Но мой брат действительно был просто великолепен в постели, ни с кем мне не было так хорошо.
— Мне надо еще по дороге зайти купить сборник рассказов Томаса Манна.
— Нет, ты ничего такого не подумай, поэт так поэт, мне это совсем не мешает. Просто мне всегда казалось, что классно было бы заняться этим с каким-нибудь гангстером. С поэтами вначале всегда интересно, но в этом деле они совсем никуда, да, к сожалению, и они набрасываются на меня, будто хищники, а я терпеть не могу жестокого обращения, мне нравится, когда со мной нежно и ласкою, как мой брат — он был всегда таким обходительным.

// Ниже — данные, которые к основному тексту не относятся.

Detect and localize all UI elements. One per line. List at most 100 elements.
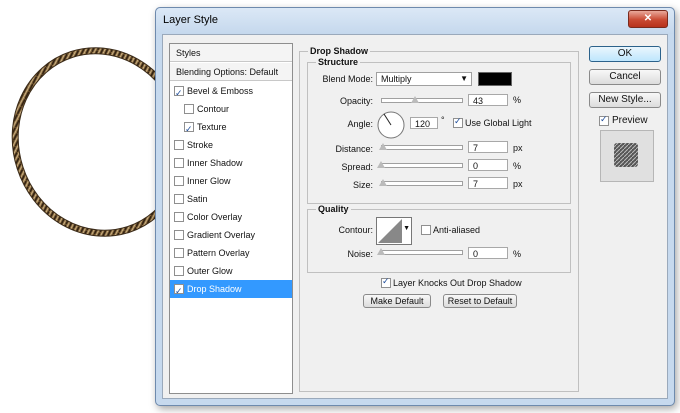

Все пошло вкривь и вкось, с тех пор как умер старший брат, знаешь, я еще надеюсь, что где-нибудь ждет меня гангстер, который возьмет меня нежно.
Я оторвал голову от стойки. Эта женщина сидела передо мной в прозрачном платье из черного шелка, сквозь который проступали налитые груди, каждая величиной с головку младенца. Красный лак на ногтях, на руках и ногах, и такие же ярко-красные губы.
— Так теперь модно, — ответила она на мой взгляд. — Стиль «госпожи». Ты разве не видел ее по телевизору?
Взяв ложку, она картинно воткнула ее под левую грудь.
— «Погодите! Там, кажется, еще что-то бьется в груди!»
«Это же твои легкие! Ты что, в школе не проходил?»
«Как, разве этому учат в школе? Забыл, наверное. Слушай, кажется, вырубаюсь».
Закатив глаза, она захрипела и со стуком уронила голову на стойку бара.
— «Вот паршиво — хуже не бывает».
Ну как? Похоже?
— Ммм.
— Так ты хочешь меня?
— Ммм.
— Ну так пошли, чего сидим.
Женщина сползла с высокого барного стула. Неведомо как, но вдруг я обнаружил, что уже стою с ней рядом, подхваченный под локоть.
— Вон туда. Лучше всего в туалете, там никто не подглядывает.
Бармен в одном женском нижнем белье кружил в воздухе между двумя горящими люстрами, описывая восьмерки.
— Дамы и господа! — кричал бармен.
Он продолжал порхать, задевая крыльями потолок.
— Мои крылья САМЫЕ НАСТОЯЩИЕ!
— Смотри, смотри, а бармен-то летает.
— А-а, он только пытается изобразить из себя поэта. Да ну его. Пойдем.
15
Как только мы очутились в туалете, моя дама принялась стаскивать с себя все, что на ней было. Это оказалось нетрудно, принимая во внимание, что ей пришлось всего-навсего стянуть платье, затем трусики, расстегнуть корсет, стащить подвязки, потом пояс с резинками и чулки — после чего она оказалась совершенно нагая.
— Теперь давай, ты тоже раздевайся. Только ниже пояса, рубашку и прочее можешь оставить. Я не любительница извращений.
Я стянул джинсы и вслед за ними трусы, повесив их на ручку двери.
— Эй.
— Что?
— А галстук так и оставишь?
— Да.
— Ничего, если я им воспользуюсь? Я обычно кричу, мне нужно что-нибудь зажать во рту.
— Конечно.
Женщина скатала галстук и сунула себе в рот, точно кляп.
— Получается, будто я тебя насилую.
Женщина вынула галстук изо рта и отвесила мне пощечину, причем довольно неслабую.
— Терпеть не могу этого слова!
— Беру его назад.
Женщина снова заглотила галстук, затем оперлась руками и головой в стенку, выставив белые ягодицы.
У меня натурально возникла эрекция. Я с трудом мог в это поверить.
Женщина оглянулась на меня поверх плеча. Она опять достала галстук.
— Эй.
— Что еще?
— Если мы будем в такой позе, я не смогу даже сказать, что занимаюсь этим с гангстером.
— Так и есть.
— Если я развлекаюсь с гангстером, то я должна видеть гангстера.
— Почему бы тогда не повернуться ко мне лицом?
— О, как уж-жасно! Чудовище! Разве я не говорила тебе, что терпеть не могу жестокость?
Женщина поднесла галстук, теперь уже весь обслюнявленный, к глазам.
Она зарыдала, вытирая галстуком слезы.
— Никто, никто не делает этого со мной, никогда, я знаю, это потому, что у меня слишком много требований и предпочтений, я особенная, я не такая, как все, и я не хочу больше делать это с поэтами, просто не хочу, и вот, когда я наконец отыскала тебя, гангстера, ты не хочешь меня.
— Думаю, я могу попробовать, — сказал я женщине.
— Правда? Ты можешь? — всхлипнула женщина.
Глаза ее были влажными от слез. Меня поразил этот взгляд, в котором сквозила самая неподдельная невинность.